“Trig Palin’s moment in the national spotlight is a milestone of the civil rights movement for those with Down syndrome. But it comes at a paradoxical time. Unlike the legal protections accorded the rights of minorities and women, civil rights for people with Down syndrome have rapidly eroded over the past few decades. Of the pre-natally diagnosed cases of Down syndrome, about 90 percent are eliminated by abortion. Last year the American College of Obstetricians and Gynecologists recommended universal, early testing for Down syndrome — which has only been recommended for older pregnant women. Some expect this increased screening to reduce the number of Down syndrome births to something far lower than the 5,500 annually we see today, perhaps to fewer than 1,000” — Michael Gerson, Op-Ed in Washington Post, Sept. 10, 2008. The painful irony we parents of children with Down syndrome have been enduring for decades is this: If our children make it to birth, they are offered panoply of therapies, benefits, and Special Education. IF they make it to birth. And there’s an increasingly slim chance they will in America.
The abortion rate of children with Down syndrome is even higher in France, land of both Charles De Gaulle who had a beloved daughter with Down, and Dr Jerome Lejeune who discovered its cause in 1959 and spent the rest of his life seeking a cure.
These men’s lives are inspiring examples of respect for the people whom David Gerson describes as “learning slowly and loving much”. Tom Vander Woude’s death is another. A sixty-six-year-old father of 7 boys, Tom, a retired Vietnam War pilot, bought a farm in northern Virginia to raise his family. Tom’s youngest son, 22-year-old Joseph whom he called Josie, has Down syndrome. Friends say that wherever Tom went, Josie was with him and that Tom was a tireless advocate for the rights of those with Down syndrome. Three weeks ago, Josie fell into a 10 foot deep septic tank on the property and was drowning in sewage. Tom dove into the tank telling a worker, “You pull, I’ll push”, immersing himself in the muck to save his son. Josie did survive the ordeal, but tragically, Tom didn’t. There could be no stronger affirmation of the worth and human dignity of an individual with Down syndrome than that given by Tom to his son. But sadly, examples like these are the exception.

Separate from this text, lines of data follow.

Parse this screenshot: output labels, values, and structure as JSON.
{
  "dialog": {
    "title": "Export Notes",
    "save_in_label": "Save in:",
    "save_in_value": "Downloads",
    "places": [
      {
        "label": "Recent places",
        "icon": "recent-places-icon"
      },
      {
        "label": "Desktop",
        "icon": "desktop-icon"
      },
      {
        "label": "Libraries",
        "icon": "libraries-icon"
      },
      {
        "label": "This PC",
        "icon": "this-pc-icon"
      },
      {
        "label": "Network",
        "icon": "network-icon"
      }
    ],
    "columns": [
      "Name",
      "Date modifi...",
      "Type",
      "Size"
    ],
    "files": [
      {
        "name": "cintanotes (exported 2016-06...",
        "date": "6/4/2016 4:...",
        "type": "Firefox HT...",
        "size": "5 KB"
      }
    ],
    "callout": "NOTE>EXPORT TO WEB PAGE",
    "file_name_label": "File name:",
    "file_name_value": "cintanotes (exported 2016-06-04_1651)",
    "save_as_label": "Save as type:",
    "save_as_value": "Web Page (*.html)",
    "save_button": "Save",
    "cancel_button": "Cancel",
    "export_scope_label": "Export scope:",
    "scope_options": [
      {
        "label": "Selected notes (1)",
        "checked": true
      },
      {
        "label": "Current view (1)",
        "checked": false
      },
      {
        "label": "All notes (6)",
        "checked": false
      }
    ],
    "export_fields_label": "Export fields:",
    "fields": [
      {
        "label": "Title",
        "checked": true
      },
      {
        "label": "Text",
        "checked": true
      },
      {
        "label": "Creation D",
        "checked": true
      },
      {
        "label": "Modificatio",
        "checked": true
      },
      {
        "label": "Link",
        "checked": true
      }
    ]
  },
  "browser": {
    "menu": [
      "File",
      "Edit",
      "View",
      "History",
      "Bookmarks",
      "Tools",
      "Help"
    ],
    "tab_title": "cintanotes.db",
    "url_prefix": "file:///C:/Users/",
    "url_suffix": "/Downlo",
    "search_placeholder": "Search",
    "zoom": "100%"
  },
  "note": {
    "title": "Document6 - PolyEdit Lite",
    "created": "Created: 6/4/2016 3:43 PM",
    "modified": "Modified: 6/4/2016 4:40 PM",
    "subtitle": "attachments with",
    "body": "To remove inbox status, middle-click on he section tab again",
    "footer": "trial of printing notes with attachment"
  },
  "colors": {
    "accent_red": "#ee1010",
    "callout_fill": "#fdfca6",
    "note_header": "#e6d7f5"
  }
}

Mothers of children with Down syndrome are often asked the pointed question, “Did you know?” the cruel implication of which is, “How did this happen when testing is available?” For most people, the only excuse for giving birth to a child with Down syndrome is ignorance. If a mother knows her child has a genetic anomaly, and has the baby anyway, like Sarah Palin or myself, she is considered a hopeless ideologue, or just plain foolish. She doesn’t care about the good of her family, global warming, or the fact that her child probably won’t get into Harvard. “Haven’t you heard about their quality of life?” they murmur. “Children like this are a burden on society.” Eugenics is alive and well in America with the search-and-destroy methods of pre-natal diagnosis funded by organizations like the March of Dimes. Statistics on birth defects are effectively lowered when those who posses them are eliminated, and the unique contributions these people offer society are denigrated to justify such actions.
This injustice has been challenged by the recent passage of the “Pre-natally and Post-natally Diagnosed Conditions Awareness Act”. Last month, it was approved by both Houses of Congress and is currently awaiting President Bush’s signature. This bill insures that expectant parents whose child has an unfavorable diagnosis will not be forcefully counseled to abort their children and frightened with grim, outdated images of life with Down syndrome, but will be fully educated in the true potential of individuals with their child’s disability. These families will be told of the thousands of educational and support groups available, the promising medical advances to help their child’s health and cognitive development, and if the family still doesn’t feel able to raise the child, a registry of adoptive parents will be made available.
Though Senator Ted Kennedy has scarcely merited praise from the Catholic community since he became intractably pro-abortion, he deserves praise for his support of this bill, which, after three years of being stalled in Congress, has finally passed. Senator Kennedy’s support of the Act is a tribute to the charitable example of his sister, Eunice Kennedy Shriver, who began Special Olympics.
I hope that he repents of his pro-abortion stance and returns to his Catholic roots, so that he may once again be an acceptable candidate for faithful Catholics.
Our Catholic grandparents were ardent Democrats because of the Party’s support for the little guy. Democrats supported the rights of workers, immigrants and the poor; therefore most Catholics joined its ranks. My Grandmother voted Republican for the first time in her life when Ronald Reagan ran for president in 1980 because she was horrified that the “party of the little guy” supported aborting the littlest guys of all. Something had happened to her party.
Somehow compassion for the poor became support for the poor’s right to abort their children. Abortion rates among the poor are twice as high as among the middle class. Surely another approach, such as supporting school choice for children in failing schools, would be a more just solution to the problems of the poor than opening the door to the abortion clinic. The Democratic Party needs a leader like the late Bob Casey Sr. who will lead it back to true compassion for the underdog. A party that makes support for abortion a plank in its platform is no place for Catholics.